Gary Dicker and his Carlisle team mates may have further added to the pressure on Brendan Rodgers on Wednesday night but the Dubliner is hoping that the Liverpool boss is allowed the opportunity to turn things around at Anfield.
The 29 year-old is a long time Liverpool fan whose previous Anfield highlights were limited to the likes of watching the team play Celtic in Europe from the Kop. He topped that by quite some distance in the League Cup game on Wednesday with a strong personal showing as Carlisle took the Premier League outfit all the way to a penalty shoot-out in which Dicker coolly converted his own spot kick.
Liverpool narrowly survived the scare but the trouble they had disposing of the League Two outfit has left Rodgers under more pressure from fans and the media, something Dicker says he regrets.
“Look, football’s about winning and knowing that they had had a shaky start (in the league) and were under a bit of pressure was good from our point of view beforehand,” says the former UCD midfielder who, having got tickets for his wife Leonie and her family found himself scrambling about for more in advance of the game after his brother Chris announced at the last minute that he, their mother and other Dublin based relative were travelling over to see the game.
“We knew all the pressure was on them. For us it was a sort bonus game but then you’re not going in to roll over either. Afterwards, we were disappointed but awful proud as well. It was probably the strongest team they could have put out. Okay, Henderson and Benteke were injured but he brought on Coutinho pretty early on so to take them that far... Not to win then is a disappointment but if you’d said we’d manage that much before the game we’d all have taken it there and then.
“From a personal point of view it was the sort of stuff that dreams are made of,” he continues; “to play at Anfield and to score in a shoot out. I’d missed the two games against them when I was with Brighton through injury and so from the time we pulled them out of the hat for this I was just praying I’d play. But it was a personal thing rather a career highlight as such....being in a successful team is more important really from that point of view.
“We have Newport on Saturday and if we watch that game back we’ll probably learn more than by watching this one but if we could take some of this performance into the league then we could really kick on,” he says. “Obviously it’s an easy game to be up for. Coming out to ‘You’ll Never Walk Alone’ was frightening to be honest; if that doesn’t get you going then there isn’t much in life that will but they’re still quality players and we went toe to toe with them.
“We didn’t just go there looking to sit in for the whole game and hope for something. And the goal we scored, it showed that we cut them open. It wasn’t a fluke, or a scramble on the box. We cut them open well and scored.
“Other than their goal, they didn’t really hurt us an awful lot. They had a lot of shots. But they had lads shooting from 25 or 30 yards every time there was a chance and we had a good 40 per cent of the possession as well so we weren’t panicking, we were trying to pass it as well.
“We knew they were going to have most of the ball but we really didn’t feel too uncomfortable when they had it. We weren’t hugely stretched, we weren’t dragged here or there, pulled all over the place. We kept our shape and we broke when we had the chance and we were well worth taking them to penalties really.”

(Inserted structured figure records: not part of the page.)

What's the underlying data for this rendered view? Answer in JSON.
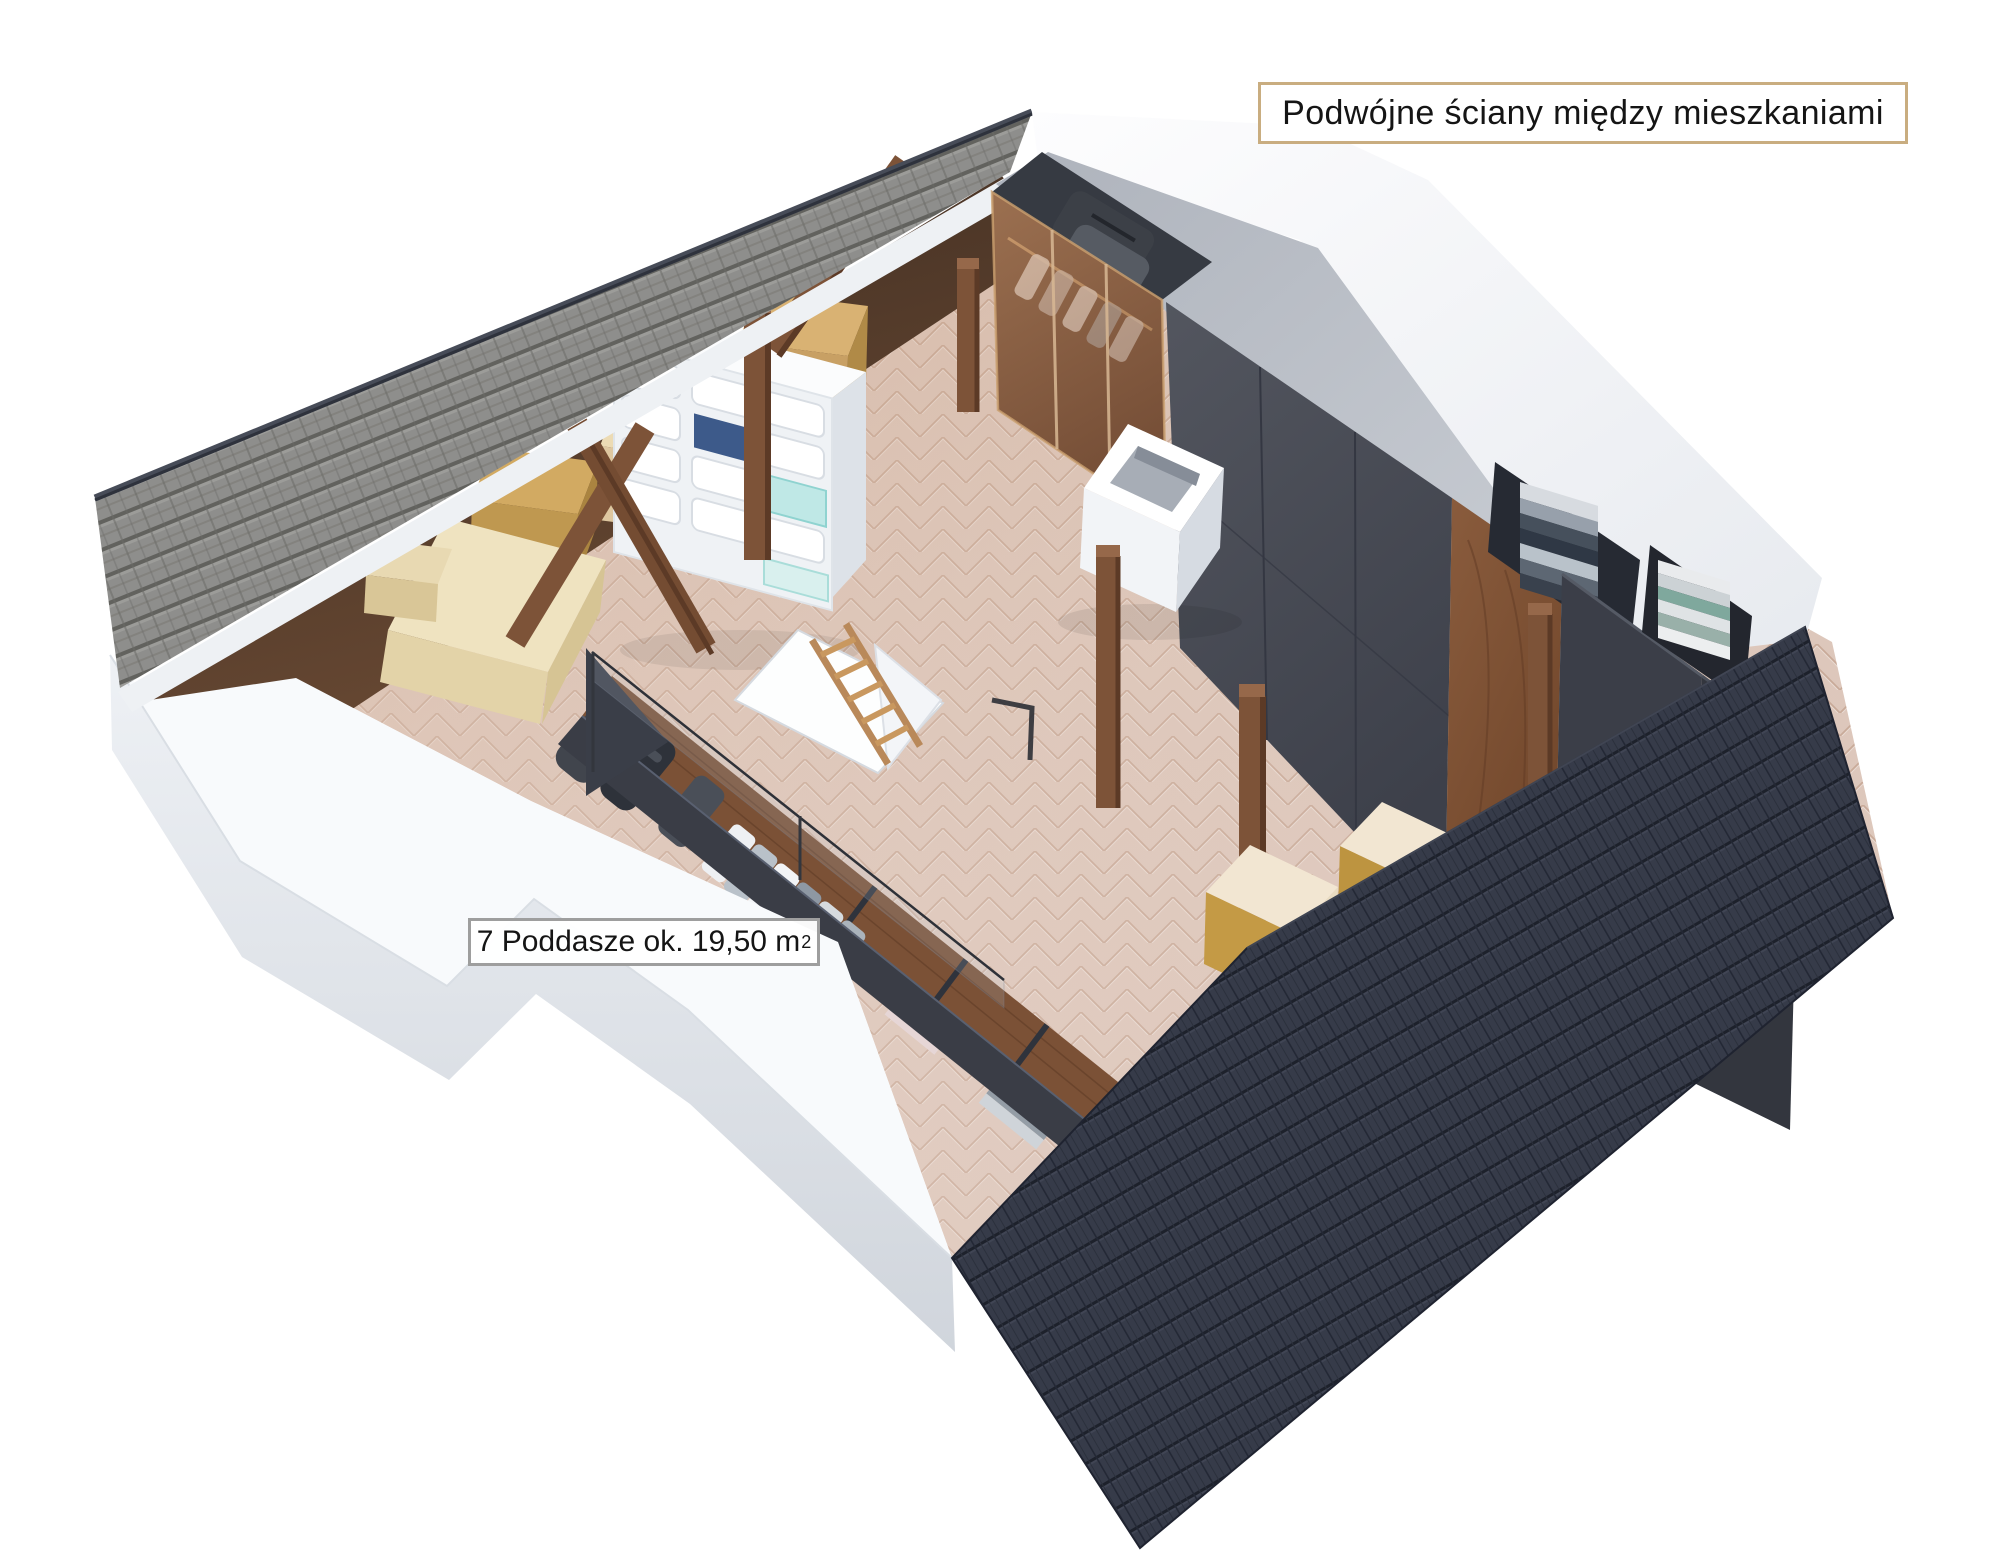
{
  "annotations": {
    "double_walls_label": "Podwójne ściany między mieszkaniami",
    "attic_area_label": {
      "prefix": "7 Poddasze ok. 19,50 m",
      "sup": "2"
    }
  },
  "palette": {
    "accent_border": "#c9ad80",
    "grey_border": "#9e9e9e",
    "text_color": "#151515",
    "roof_light": "#8e8e8c",
    "roof_dark": "#363b49",
    "floor_wood": "#dcc6ba",
    "wall_white": "#f8fafc",
    "wardrobe_grey": "#46494f",
    "walnut": "#7b5136",
    "glass_amber": "#b98a63",
    "box_tan": "#c8a064",
    "chimney_white": "#f2f4f7",
    "stool_cream": "#f2e6d2",
    "stool_gold": "#c49a45"
  }
}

The Dubliner was determined, he says, to take one of the spot kicks. “I was straight up to the gaffer, I said: “I want one.....I’ll take the first, the last.....I’m not walking out of Anfield without having taken one.” He got his wish and was one of only two Carlisle players to find the back of the net. “Walking up to it was something else but it’s really just about keeping your head really and luckily I did that.”
Dicker’s assessment of relative ease with which United got through the game is damning enough stuff for Rodgers but the midfielder who left Belfield for Stockport in 2007, still thinks the northerner is the right man for the job.
“Football’s a crazy game,” he says. “You can go from being the best manager in the world to the worst person almost overnight. But I hope he gets to stay and turn things around. I think he’s the right man for the job but it’s been difficult for him. He’s had to see a couple of the team’s best players and lads of that quality are hard to replace.”